Usando a figura da Samaritana que se caminha até ao poço à procura de água, mas que, efectivamente, levava consigo a sede do sentido para toda a existência, os participantes no Sínodo sobre a Nova Evangelização convidam todos os cristãos a perceber que não se trata, simplesmente, de nos colocarmos, nós, pretensamente evangelizados, diante de um mundo que voltou as costas ao Evangelho que lhe tinha outrora dado vida e civilização; pelo contrário, como todos os seres humanos, também nós, cristãos, vivemos a sede de sentido que apenas Jesus Cristo é capaz de colmatar. Também a nós se dirige o Evangelho; também nós precisamos que, em cada dia que passa, Cristo nos dê o renovado sentido da existência, que apenas Ele é capaz de oferecer.

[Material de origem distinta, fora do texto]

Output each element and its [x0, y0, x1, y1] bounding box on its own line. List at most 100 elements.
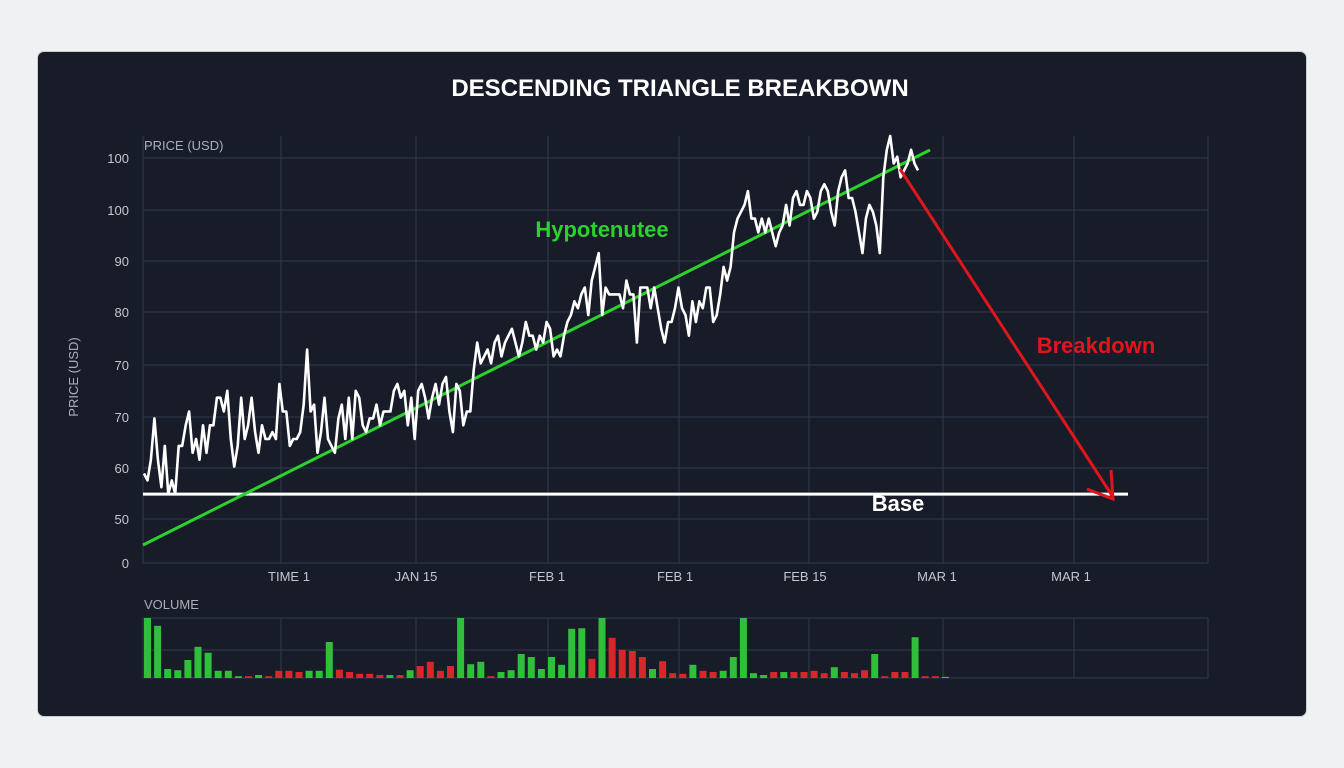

Por outro lado, importa igualmente darmo-nos conta de que, hoje, neste nosso mundo não ressoa apenas o anúncio de Jesus Cristo. Ao homem contemporâneo são apresentadas muitas propostas de salvação: fugazes, sem sentido e sem caminho, ou (muitas delas) cheias de boas intenções, porventura até com alguns aspectos da verdade. E outras simplesmente falsas, a terminar em verdadeiros becos sem saída. Contudo, muitos são os que nelas embarcam e que, depois, desiludidos, se deixam adormecer na procura de um sentido para a vida, na busca da verdade com entusiasmo.

É por isso que não basta anunciar, nem anunciar como franco-atirador. Importa que o anúncio seja credível: que mostre – tal como sucedeu com a Samaritana – que apenas em Jesus se resolve verdadeiramente o mistério do homem. Que em nós, esse encontro com o Senhor mudou a nossa vida e que esse não nos transformou em extra-terrestres, mas – pelo contrário – nos deu a ousadia de nos sentarmos ao lado dos nossos contemporâneos para lhes propor que também eles se disponham à aventura da fé. E que não o fazemos isoladamente mas que, tal como nós, também muitos outros, reunidos pelo Ressuscitado na sua Igreja, não se envergonham de ser, em cada dia que passa, a presença de Cristo, ao lado e no seio do mundo. É, como afirmam igualmente os Padres sinodais, “a Igreja que, como Jesus no poço de Sicar, experimenta a necessidade de se sentar ao lado dos homens e mulheres deste tempo”.